RETAIL

Marketing ploys of retailers

M Byrne, Green Road, Abbeyleix, Co Laois

DEAR SIR: Every commodity has a value. There is nothing to cure a high price in a commodity market like a higher price; meaning that if too high a margin is being taken on a product, other producers will provide a more competitive price due to their advantages which may be scale, processing capacity or favourable climate.

However, what is happening with vegetables in our supermarkets has nothing to do with advantages in production, but has everything to do with marketing ploys and the domineering tactics of the multiple retailers.

In Ireland, we have a reputation for producing high quality food at competitive prices and, most importantly, with full transparency. We use good farming practices which maintain our land and watercourses in a state fit enough to be passed onto the next generation.

We have a very strict regime on the use of artificial herbicides and pesticides – we limit the amount of nitrates that are allowed to be used on crops and monitor all of our slaughtering facilities with qualified department veterinary inspectors.

In essence, the products which result from this effective regime are both safe and nutritious and represent value for the consumer. There is full transparency.

What is happening here is a race to the bottom and I think it is important to remind people of the horsemeat scandal, which erupted early this year and, reassuringly, was detected by our department. When this issue was stripped down to its essence, the key point was that the provider of beef burgers had one primary goal: to maintain their contract, i.e. to provide burgers to the masses at 8c per burger – when a prime, nutritious beef burger should cost in the region of 80c to produce. Essentially, you cannot make a silk purse out of a sow’s ear.

Over two years ago, Europe was also consumed with the issue of injecting chicken and other meat products with protein fluids which retained bulk in the meat in order to fool the consumer into believing that they were buying a certain weight of prime meat. However, when that meat hit the frying pan the water was quick to evaporate. There were serious concerns that the byproducts – other than water – were still present.

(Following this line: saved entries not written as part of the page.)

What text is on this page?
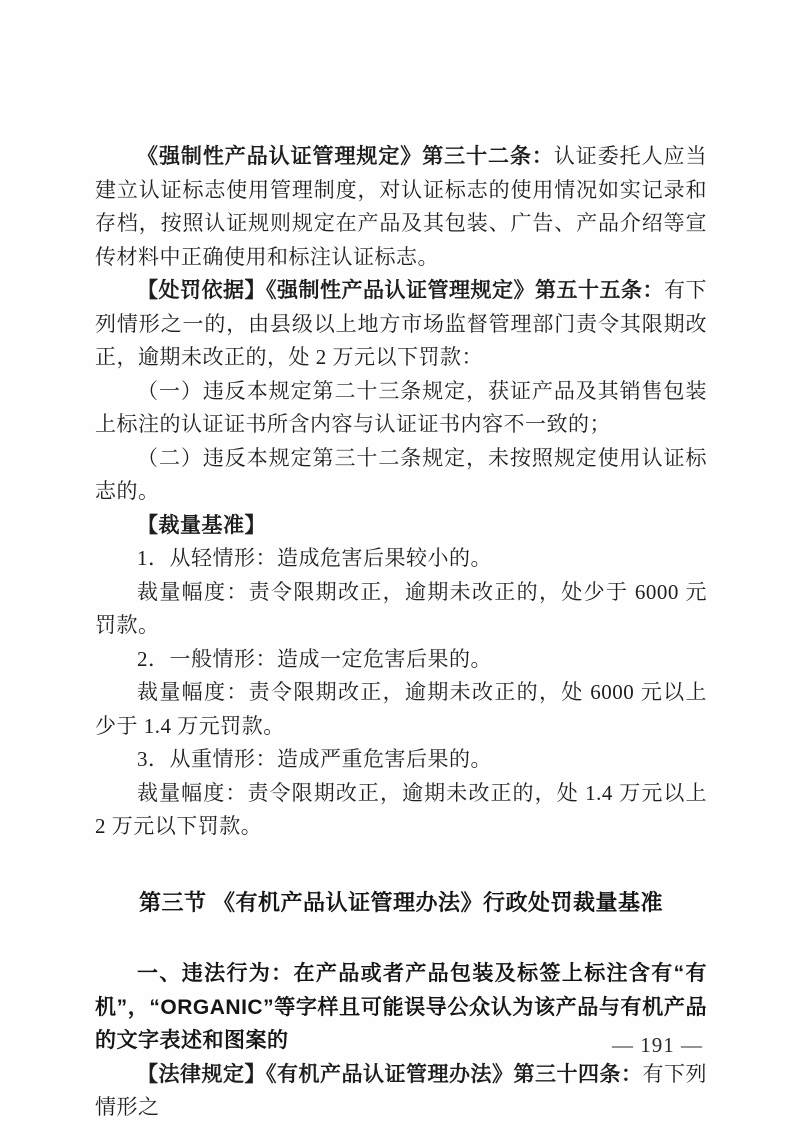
《强制性产品认证管理规定》第三十二条：认证委托人应当建立认证标志使用管理制度，对认证标志的使用情况如实记录和存档，按照认证规则规定在产品及其包装、广告、产品介绍等宣传材料中正确使用和标注认证标志。

【处罚依据】《强制性产品认证管理规定》第五十五条：有下列情形之一的，由县级以上地方市场监督管理部门责令其限期改正，逾期未改正的，处 2 万元以下罚款：

（一）违反本规定第二十三条规定，获证产品及其销售包装上标注的认证证书所含内容与认证证书内容不一致的；

（二）违反本规定第三十二条规定，未按照规定使用认证标志的。

【裁量基准】

1．从轻情形：造成危害后果较小的。

裁量幅度：责令限期改正，逾期未改正的，处少于 6000 元罚款。

2．一般情形：造成一定危害后果的。

裁量幅度：责令限期改正，逾期未改正的，处 6000 元以上少于 1.4 万元罚款。

3．从重情形：造成严重危害后果的。

裁量幅度：责令限期改正，逾期未改正的，处 1.4 万元以上 2 万元以下罚款。

第三节 《有机产品认证管理办法》行政处罚裁量基准

一、违法行为：在产品或者产品包装及标签上标注含有“有机”，“ORGANIC”等字样且可能误导公众认为该产品与有机产品的文字表述和图案的

【法律规定】《有机产品认证管理办法》第三十四条：有下列情形之

— 191 —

It is also worth reminding the consumer that our chicken producing industry has been decimated in Ireland with producers only receiving a few cents a bird. Thus leaving them no proper margins to run a sustainable business.

Only this year, Cappoquin Chickens closed down with the loss of hundreds of jobs, both in the farming and processing sectors. We now face the substitution of this chicken from sources, in many cases, where the standards of production would not meet the criteria we expect.

I believe, there should be a fixed percentage of the final price for the primary producer, because without this relationship large players will use their dominant position to bully farmers, and other people involved, in order to appease their shareholders.

This is a huge threat, to both our agricultural and manufacturing economy. There are inevitable consequences to this kind of behaviour, effectively it is giving away food.

Firstly, it devalues peoples’ opinion of food and they regard food as being ever present and ever cheap. Secondly, this leads to periods of cheap pricing followed by scarcity, where the price may not be the issue rather the availability of the food itself may come into question. The people who will suffer most when food goes scarce will be those who can afford it least.

Only two years ago the world went remarkably tight with grain stocks and the price shot up dramatically. If we artificially force down the price of food, primary producers will go out of business and will not be there in times of scarcity to resume production when our people need to be fed. We are in a privileged position in Ireland that we can feed our people and our animals.